Unternehmenskauf in Spanien: Asset Deal

In diesem Artikel schneiden wir die Hauptmerkmale des Unternehmenskaufs mittels Asset Deal, d. h. mittels des Kaufvertrags über Vermögensgüter der Gesellschaft an. Direkt oder über Aktien oder Geschäftsanteile.

Definition des Asset Deal

Der Asset Deal oder der Kaufvertrag über Vermögenswerte meint den direkten Erwerb von einzelnen Vermögensgegenständen im Eigentum der Gesellschaft mittels eines Kaufvertrags, welcher direkt zwischen Erwerber und Gesellschaft geschlossen wird.

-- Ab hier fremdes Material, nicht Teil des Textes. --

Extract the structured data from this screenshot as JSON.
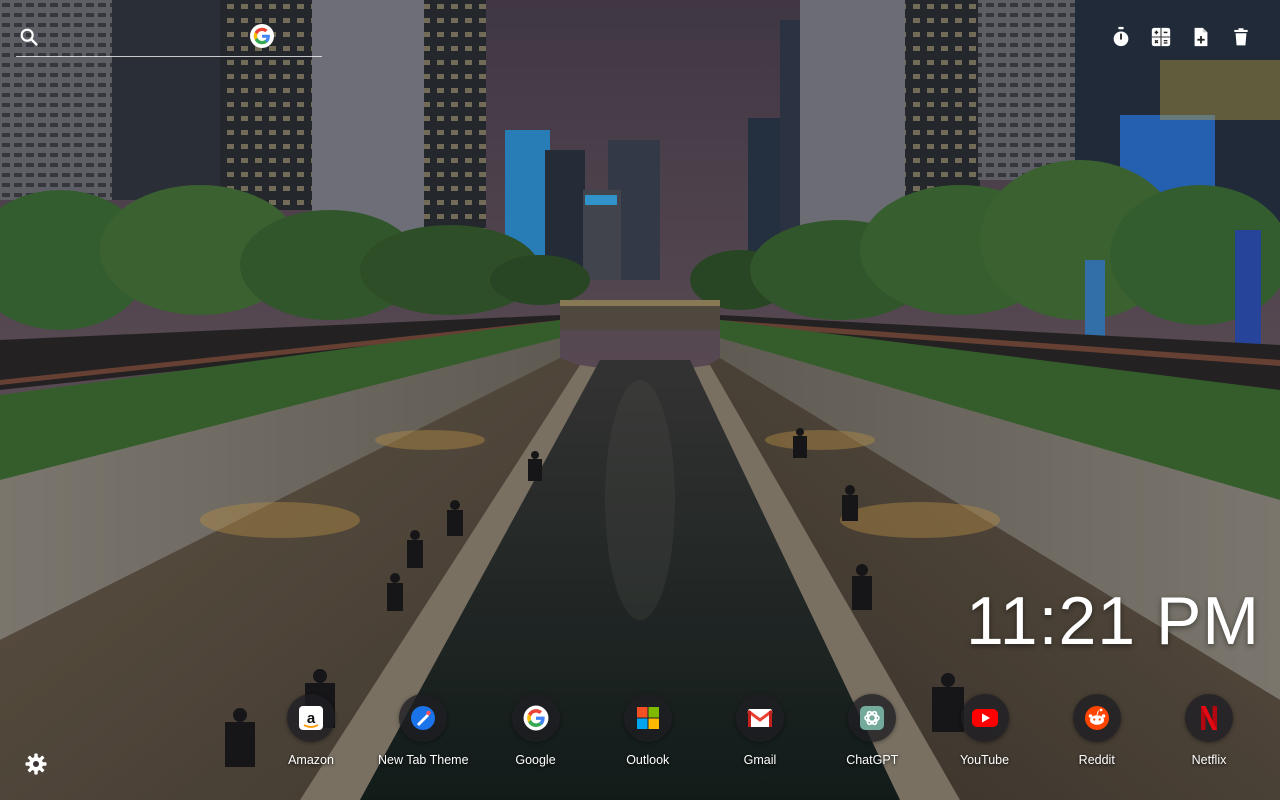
{
  "search": {
    "placeholder": "",
    "engine_icon": "google-g-icon"
  },
  "toolbar": {
    "icons": [
      "timer-icon",
      "calculator-icon",
      "note-add-icon",
      "trash-icon"
    ]
  },
  "clock": {
    "time": "11:21 PM"
  },
  "shortcuts": [
    {
      "label": "Amazon",
      "icon": "amazon-icon",
      "color": "#ffffff"
    },
    {
      "label": "New Tab Theme",
      "icon": "new-tab-theme-icon",
      "color": "#1a73e8"
    },
    {
      "label": "Google",
      "icon": "google-icon",
      "color": "#4285f4"
    },
    {
      "label": "Outlook",
      "icon": "microsoft-icon",
      "color": "#f25022"
    },
    {
      "label": "Gmail",
      "icon": "gmail-icon",
      "color": "#ea4335"
    },
    {
      "label": "ChatGPT",
      "icon": "chatgpt-icon",
      "color": "#74aa9c"
    },
    {
      "label": "YouTube",
      "icon": "youtube-icon",
      "color": "#ff0000"
    },
    {
      "label": "Reddit",
      "icon": "reddit-icon",
      "color": "#ff4500"
    },
    {
      "label": "Netflix",
      "icon": "netflix-icon",
      "color": "#e50914"
    }
  ],
  "settings": {
    "icon": "gear-icon"
  }
}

Unternehmenskauf mittels Asset Deal: Vorteil

  • Der Verkäufer wird bereit sein, größere Garantien beim Erwerb von Vermögenswerten auszustellen, da sich die möglicherweise verborgenen Vermögenswerte unter anderem auf steuerliche und von der Sozialversicherung unerfüllte Verpflichtungen sowie die Verpflichtungen, die sich aus den Arbeitsverträgen der Gesellschaft aus dem früheren Artikel 44 des spanischen Arbeitnehmerstatuts herleiten, beschränken
  • Aus der Verkäuferperspektive erlaubt der Kaufvertrag über Vermögenswerte das sogenannte cherry picking, das heißt, er erlaubt es, die für den Erwerber interessantesten Vermögensgüter auszuwählen.

Unternehmenskauf mittels Asset Deal: Nachteile

Trotz der genannten Vorteile, gibt es negative Aspekte bei derartigen Geschäften:

  • Der Erwerb von Vermögensgütern setzt hohe steuerliche Kosten voraus. Der Kaufvertrag über Vermögensgüter unterliegt der Besteuerung der Stempelsteuer, deren Prozentsatz sich, abhängig von der jeweiligen autonomen Region in der das Geschäft abgewickelt wird, bei ungefähr 8% befindet. Im Falle eines direkten Kaufvertrages über Aktien oder Gesellschaftsanteile allerdings, ist das Geschäft allgemein indirekt steuerfrei, gemäß des früheren Artikel 314 der geänderten Fassung des Wertpapierhandelsgesetzes. Es ist zu beachten, dass die Übertragung von einzelnen Geschäftseinheiten nicht der Mehrwertsteuer gemäß des früheren Artikel 7.1.a) des Mehrwertsteuergesetzes unterliegt. Lediglich aufgrund der Stempelsteuer sind gewisse Vermögenswerte zu besteuern, bei denen sich ein Eigentümerwechsel als Folge vom Erwerb der Geschäftseinheit ergibt.
  • Höhere Transaktionskosten, welche von der Notwendigkeit herrühren, die Übertragung aller erworbenen Vermögensgüter individuell durchzuführen. Tatsächlich ist es notwendig, die Zustimmungen und Genehmigungen von mehreren Vertragsparteien sowie öffentlichen Einrichtungen zu erhalten.

Es gibt zwei Rechtsinstrumente welche die Durchführung des Erwerbs eines Unternehmens in Spanien erlauben: die Unternehmensveräußerung mittels Kaufvertrag über Vermögensgüter (Asset Deal) und die Unternehmensveräußerung mittels Kaufvertrag über Aktien und Gesellschaftsanteile (Share Deal). Beide Instrumente beinhalten Vorteile und Schwachpunkte, welche im Voraus zu bewerten sind, um den Erfolg des Geschäfts zu garantieren und Rechtsrisiken vorauszusehen.